On espère que Calexico n’en prend pas
ombrage, mais, sur scène ou sur disque, ça fait maintenant
quelques
années que Thomas Belhom et les Tindersticks se fréquentent
assidûment. Et c’est bien naturellement que l’association est
reconduite pour cette tournée 2012. Ce soir : escale
rochelaise, dans les entrailles portuaires et chaleureuses de La
Sirène.
Thomas Belhom solo assure la levée de
rideau, installé au cœur de son attirail percussif (cymbales,
cloches, gongs...) qu’il sollicite sans relâche et maltraite
méticuleusement pour installer les micro-climats de son dernier
album en date Rocéphine. Si la tendance est plus introspective que
jadis, quasi insulaire, Belhom se sent toujours positivement
apatride : la variété des sons convoqués fait encore voyager
vers des coins reculés du globe et la petite histoire, pas drôle,
intime devient universelle. "L’avancée en Moi", "Local
Loco", "Temps Allongé"... les fondations de chaque
titre sont coulées par des guitares bouclées live ou des notes de
clavier, mais là où d’autres commenceraient à monter, pierre par
pierre, un édifice proportionné, Belhom prend bien soin de
conserver le tout en équilibre instable. La poésie de
l’approximation calculée. Le format chanson s’étire et se disloque
sous les effets d’un sample anachronique, d’une saillie jazz ou
d’une
parenthèse concrète.
Par contre, chez les Tindersticks, il
n’y a pas vraiment de place pour la déraison, l’embardée ou
l’emballement. Et c’est bien la seule petite chose qu’on pourra
leur
reprocher. La formation de Nottingham gagne rarement ses matches
par
KO mais se voit assurée de les remporter aux points. Et dans le
rôle
du boxeur magnifique, il y a Stuart Staples, dont la carrure
imposante contraste toujours autant avec la délicatesse de sa voix
chevrotante. Ce soir, cette dernière est majoritairement mise au
service du dernier album "The Something Rain", joué
quasiment en intégralité (mis à part ses deux extrémités). Et si
on n’oublie pas quelques valeurs sûres d’antan ("If You’re
Looking For a Way Out", "If She’s Torn"...), on est
content de voir que cette formation miraculée ne se contente pas
de
gérer les stocks, elle est encore en mouvement, et les
nouvelles choses tentées sur disque passent très bien l’épreuve de
la scène : particulièrement "Show Me Everything",
dont l’implacable montée fait frissonner, ou le rapide "Frozen"

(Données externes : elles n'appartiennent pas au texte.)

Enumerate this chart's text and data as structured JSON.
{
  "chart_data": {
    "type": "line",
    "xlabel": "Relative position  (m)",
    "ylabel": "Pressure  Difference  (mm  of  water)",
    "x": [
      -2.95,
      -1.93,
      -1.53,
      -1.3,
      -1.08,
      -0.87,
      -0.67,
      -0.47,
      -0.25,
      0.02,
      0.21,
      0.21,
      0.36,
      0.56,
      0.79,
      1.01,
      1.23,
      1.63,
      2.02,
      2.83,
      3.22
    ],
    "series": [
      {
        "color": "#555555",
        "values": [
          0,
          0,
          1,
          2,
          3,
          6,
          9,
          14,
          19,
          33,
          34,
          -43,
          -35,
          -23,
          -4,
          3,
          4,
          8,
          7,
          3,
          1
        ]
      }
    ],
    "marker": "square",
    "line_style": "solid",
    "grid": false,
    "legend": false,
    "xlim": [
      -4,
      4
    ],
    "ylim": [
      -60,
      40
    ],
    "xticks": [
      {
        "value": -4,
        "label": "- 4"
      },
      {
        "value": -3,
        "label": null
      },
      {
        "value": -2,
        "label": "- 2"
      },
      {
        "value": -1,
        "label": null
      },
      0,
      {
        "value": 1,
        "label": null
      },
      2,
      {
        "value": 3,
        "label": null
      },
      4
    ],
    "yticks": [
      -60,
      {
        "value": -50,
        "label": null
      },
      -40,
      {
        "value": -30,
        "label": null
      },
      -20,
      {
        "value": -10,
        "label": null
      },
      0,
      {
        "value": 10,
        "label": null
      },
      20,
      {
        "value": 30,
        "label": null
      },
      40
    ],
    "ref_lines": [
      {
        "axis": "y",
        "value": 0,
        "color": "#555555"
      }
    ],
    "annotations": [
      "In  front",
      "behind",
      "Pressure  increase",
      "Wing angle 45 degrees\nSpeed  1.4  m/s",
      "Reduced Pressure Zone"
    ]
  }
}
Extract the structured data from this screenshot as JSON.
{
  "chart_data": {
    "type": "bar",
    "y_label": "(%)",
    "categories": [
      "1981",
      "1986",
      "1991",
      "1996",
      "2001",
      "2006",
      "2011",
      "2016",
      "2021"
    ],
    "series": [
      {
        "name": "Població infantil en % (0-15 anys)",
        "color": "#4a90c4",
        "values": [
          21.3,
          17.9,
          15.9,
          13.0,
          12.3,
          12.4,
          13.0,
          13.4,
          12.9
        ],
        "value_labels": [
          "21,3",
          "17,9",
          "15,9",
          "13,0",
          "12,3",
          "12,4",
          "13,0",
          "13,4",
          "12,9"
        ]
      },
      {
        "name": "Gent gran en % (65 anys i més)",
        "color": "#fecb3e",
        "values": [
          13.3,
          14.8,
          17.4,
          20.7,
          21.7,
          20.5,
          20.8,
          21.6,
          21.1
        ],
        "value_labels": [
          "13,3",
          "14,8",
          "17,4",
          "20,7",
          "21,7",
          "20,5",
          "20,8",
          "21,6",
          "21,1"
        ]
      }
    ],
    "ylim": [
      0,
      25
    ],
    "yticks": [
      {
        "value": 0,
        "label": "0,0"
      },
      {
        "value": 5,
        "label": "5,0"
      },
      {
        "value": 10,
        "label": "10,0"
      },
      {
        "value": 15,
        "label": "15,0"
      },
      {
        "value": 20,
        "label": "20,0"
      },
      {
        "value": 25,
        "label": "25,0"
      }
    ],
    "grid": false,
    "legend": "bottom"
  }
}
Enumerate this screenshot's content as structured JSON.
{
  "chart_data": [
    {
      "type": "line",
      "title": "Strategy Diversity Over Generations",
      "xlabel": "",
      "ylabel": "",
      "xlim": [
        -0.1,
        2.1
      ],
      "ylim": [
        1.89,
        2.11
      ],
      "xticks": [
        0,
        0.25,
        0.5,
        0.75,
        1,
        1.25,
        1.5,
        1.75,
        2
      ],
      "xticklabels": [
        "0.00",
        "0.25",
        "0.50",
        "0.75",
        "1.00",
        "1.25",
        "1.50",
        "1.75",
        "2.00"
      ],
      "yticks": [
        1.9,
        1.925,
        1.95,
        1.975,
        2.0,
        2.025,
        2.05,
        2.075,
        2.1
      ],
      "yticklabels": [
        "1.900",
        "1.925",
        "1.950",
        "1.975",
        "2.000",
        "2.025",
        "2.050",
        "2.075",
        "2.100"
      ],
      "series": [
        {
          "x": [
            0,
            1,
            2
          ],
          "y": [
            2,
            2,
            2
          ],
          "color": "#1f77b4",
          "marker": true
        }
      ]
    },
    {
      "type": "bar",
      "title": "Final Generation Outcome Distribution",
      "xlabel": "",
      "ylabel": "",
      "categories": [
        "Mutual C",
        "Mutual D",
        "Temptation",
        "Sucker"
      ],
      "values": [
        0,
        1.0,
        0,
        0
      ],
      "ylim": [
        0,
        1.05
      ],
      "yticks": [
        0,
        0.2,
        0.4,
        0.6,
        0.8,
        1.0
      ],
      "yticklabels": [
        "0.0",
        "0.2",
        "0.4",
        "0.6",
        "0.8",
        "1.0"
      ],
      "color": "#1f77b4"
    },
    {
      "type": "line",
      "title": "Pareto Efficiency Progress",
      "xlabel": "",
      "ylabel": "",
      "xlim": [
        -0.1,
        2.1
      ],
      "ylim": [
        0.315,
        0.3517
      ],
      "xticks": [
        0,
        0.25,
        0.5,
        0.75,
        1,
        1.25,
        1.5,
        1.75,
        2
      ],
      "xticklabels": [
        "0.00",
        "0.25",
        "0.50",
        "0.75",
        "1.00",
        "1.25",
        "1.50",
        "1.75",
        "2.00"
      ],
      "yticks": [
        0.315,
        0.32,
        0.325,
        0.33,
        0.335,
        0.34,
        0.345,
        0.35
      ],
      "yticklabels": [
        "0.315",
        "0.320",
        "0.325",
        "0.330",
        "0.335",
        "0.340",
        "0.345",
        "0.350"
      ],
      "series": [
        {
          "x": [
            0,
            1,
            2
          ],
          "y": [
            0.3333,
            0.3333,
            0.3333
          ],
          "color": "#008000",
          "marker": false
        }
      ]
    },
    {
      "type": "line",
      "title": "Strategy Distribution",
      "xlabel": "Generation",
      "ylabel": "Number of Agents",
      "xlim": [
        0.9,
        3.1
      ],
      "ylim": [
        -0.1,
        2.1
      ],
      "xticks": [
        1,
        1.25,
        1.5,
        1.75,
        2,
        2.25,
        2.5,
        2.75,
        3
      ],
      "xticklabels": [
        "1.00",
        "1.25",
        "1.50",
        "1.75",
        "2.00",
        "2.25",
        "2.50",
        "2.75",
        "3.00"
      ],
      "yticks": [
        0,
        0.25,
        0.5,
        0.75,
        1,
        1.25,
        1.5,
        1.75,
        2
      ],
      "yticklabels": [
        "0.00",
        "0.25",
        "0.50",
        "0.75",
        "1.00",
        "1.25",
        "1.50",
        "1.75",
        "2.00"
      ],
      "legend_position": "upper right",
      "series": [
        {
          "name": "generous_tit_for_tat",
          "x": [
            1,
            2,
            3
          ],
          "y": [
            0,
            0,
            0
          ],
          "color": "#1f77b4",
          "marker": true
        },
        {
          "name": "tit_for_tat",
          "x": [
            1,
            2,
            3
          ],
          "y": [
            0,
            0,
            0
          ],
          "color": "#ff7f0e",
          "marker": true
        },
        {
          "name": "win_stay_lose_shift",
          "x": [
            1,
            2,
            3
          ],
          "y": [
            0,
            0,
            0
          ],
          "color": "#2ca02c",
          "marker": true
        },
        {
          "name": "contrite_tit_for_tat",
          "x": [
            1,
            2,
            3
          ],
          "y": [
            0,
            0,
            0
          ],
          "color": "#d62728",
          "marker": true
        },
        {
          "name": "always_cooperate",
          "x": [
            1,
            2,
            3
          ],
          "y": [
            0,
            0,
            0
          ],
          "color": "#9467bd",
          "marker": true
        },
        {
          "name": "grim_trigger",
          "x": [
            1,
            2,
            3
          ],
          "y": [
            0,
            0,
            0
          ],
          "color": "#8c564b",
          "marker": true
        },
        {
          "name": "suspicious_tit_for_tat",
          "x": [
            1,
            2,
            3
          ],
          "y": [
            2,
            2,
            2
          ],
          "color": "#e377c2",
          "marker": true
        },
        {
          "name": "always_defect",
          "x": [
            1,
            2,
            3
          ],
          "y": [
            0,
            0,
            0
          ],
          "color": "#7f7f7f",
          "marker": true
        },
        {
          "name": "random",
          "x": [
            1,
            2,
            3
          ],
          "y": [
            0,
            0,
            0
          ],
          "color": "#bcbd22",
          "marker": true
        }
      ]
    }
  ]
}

dont les guitares mettent des petits coups de cutter dans
l’espace.
Et dans un registre plus apaisé, du moins musicalement, les
nouveaux
titres, "Medicine" en tête, injectent aussi leur délicieux venin.
Lentement mais sûrement (ça devrait être la devise du groupe...),
on ne peut que succomber : les Tindersticks demeurent bel et
bien, avec Lambchop et un choix d’options différent, les meilleurs
pourvoyeurs d’une soul blanche à l’élégance alanguie et infinie.